4) The Importance of Being Earnest – Oscar Wilde – 4/5 stars
This is a me thing but I learnt that Wilde is a good literature palette cleanser. After moving through three books that seemed never ending at points jumping into a reliable Wilde play was just what I needed. For one it was a quick read and I need that right now as this year is fast coming to an end and I have quite a lot of books left to read. And secondly it was just an enjoyable read. And it’s funny. Like actually funny. Still.
Plus the film adaption has Colin Firth and Reese Witherspoon in it and that’s always great. (Yes, I watched the film before I read the play. And yes, the film is pretty good adaption. Better than the Dorian Gray one which couldn’t even be saved by the presence of Colin Firth unfortunately. Done talking about him now.) Read it, that’s the point I am trying to get at.
5) 1984 – George Orwell – 3.5/5 stars
I have heard things about this book. Great things. Some not so great things. Both opinions are to be expected with books that have been deemed a classic. But it does lead to expectations. And I think it almost met them with me.

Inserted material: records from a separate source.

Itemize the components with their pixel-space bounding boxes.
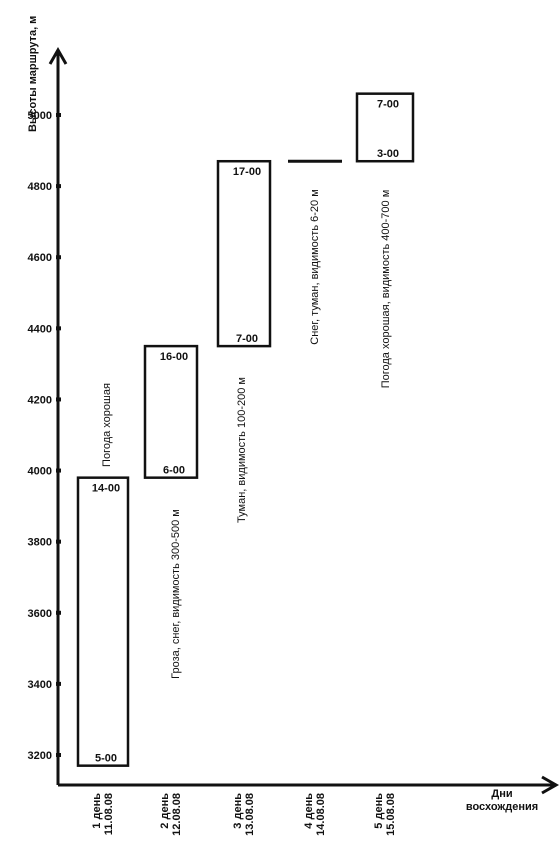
end-time-label: 14-00	[92, 483, 120, 495]
y-tick-label: 4600	[28, 252, 52, 264]
start-time-label: 5-00	[95, 753, 117, 765]
end-time-label: 16-00	[160, 351, 188, 363]
day-range-bar	[216, 159, 272, 348]
weather-note: Снег, туман, видимость 6-20 м	[309, 189, 321, 345]
y-tick-label: 3200	[28, 750, 52, 762]
weather-note: Погода хорошая, видимость 400-700 м	[380, 190, 392, 389]
y-tick-label: 4400	[28, 323, 52, 335]
y-tick-label: 4000	[28, 466, 52, 478]
x-tick-date: 15.08.08	[385, 793, 397, 836]
y-tick-mark	[56, 184, 61, 189]
x-tick-day: 3 день	[232, 793, 244, 829]
y-tick-mark	[56, 255, 61, 260]
x-tick-day: 1 день	[91, 793, 103, 829]
y-tick-mark	[56, 753, 61, 757]
y-tick-label: 3400	[28, 679, 52, 691]
y-axis-arrow	[48, 46, 68, 65]
day-range-bar	[143, 344, 199, 479]
bars: 14-00 5-00 Погода хорошая 16-00 6-00 Гроза, с…	[76, 92, 415, 767]
x-axis-label-line-2: восхождения	[466, 801, 538, 813]
weather-note: Погода хорошая	[101, 383, 113, 467]
weather-note: Туман, видимость 100-200 м	[236, 377, 248, 523]
x-tick-day: 4 день	[303, 793, 315, 829]
y-ticks: 3200 3400 3600 3800 4000 4200 4400 4600 4800 5000	[28, 110, 61, 762]
y-tick-mark	[56, 681, 61, 686]
x-tick-date: 13.08.08	[244, 793, 256, 836]
y-tick-mark	[56, 539, 61, 544]
y-tick-mark	[56, 468, 61, 473]
y-tick-mark	[56, 397, 61, 402]
x-labels: 1 день 11.08.08 2 день 12.08.08 3 день 13.08.…	[91, 793, 397, 836]
y-tick-label: 3800	[28, 537, 52, 549]
y-tick-label: 3600	[28, 608, 52, 620]
y-tick-label: 5000	[28, 110, 52, 122]
x-tick-date: 11.08.08	[103, 793, 115, 835]
end-time-label: 7-00	[377, 99, 399, 111]
weather-note: Гроза, снег, видимость 300-500 м	[170, 509, 182, 679]
x-axis-label-line-1: Дни	[491, 788, 512, 800]
x-tick-date: 12.08.08	[171, 793, 183, 836]
y-axis-label: Высоты маршрута, м	[27, 16, 39, 132]
y-tick-mark	[56, 326, 61, 331]
x-tick-day: 2 день	[159, 793, 171, 829]
y-tick-mark	[56, 113, 61, 117]
x-axis-arrow	[541, 775, 560, 795]
y-tick-label: 4200	[28, 394, 52, 406]
start-time-label: 7-00	[236, 333, 258, 345]
x-tick-date: 14.08.08	[315, 793, 327, 836]
day-range-bar	[355, 92, 415, 163]
x-tick-day: 5 день	[373, 793, 385, 829]
y-tick-mark	[56, 610, 61, 615]
y-tick-label: 4800	[28, 181, 52, 193]
day-range-bar	[76, 476, 130, 767]
start-time-label: 6-00	[163, 465, 185, 477]
start-time-label: 3-00	[377, 148, 399, 160]
end-time-label: 17-00	[233, 166, 261, 178]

There was this whole section where I would rather do any other menial task except reading the pages ahead of me because they were so damn boring, and honestly I don’t think they were all that relevant? I mean I personally didn’t carry on reading the book at think at any point ‘oh that thing that happened during that meta part is important to this section’, but that have just been me.
I found the whole plot interesting and liked how it made you kind of take stock and think about society and all that jazz. And power, the way it plays with and explores power and those who have, those who don’t and those who think they do, I liked how that ran through the book. It was kind of a powerful (pun not intended, but welcomed) story in that respect. And similar to Animal Farm it’s still relevant even now.
So with the exception of that one part, I would definitely recommend this book.
And we’re done with another batch. Who knows when the next one will come, I sure don’t as I’m only about half way through the next set of five. And I figured out the other day that I have about 60 or so days to read 14 books and because I am foolish 3 out of 14 are over 500 pages…I love a challenge.
Parentheses count: 7. See you tomorrow!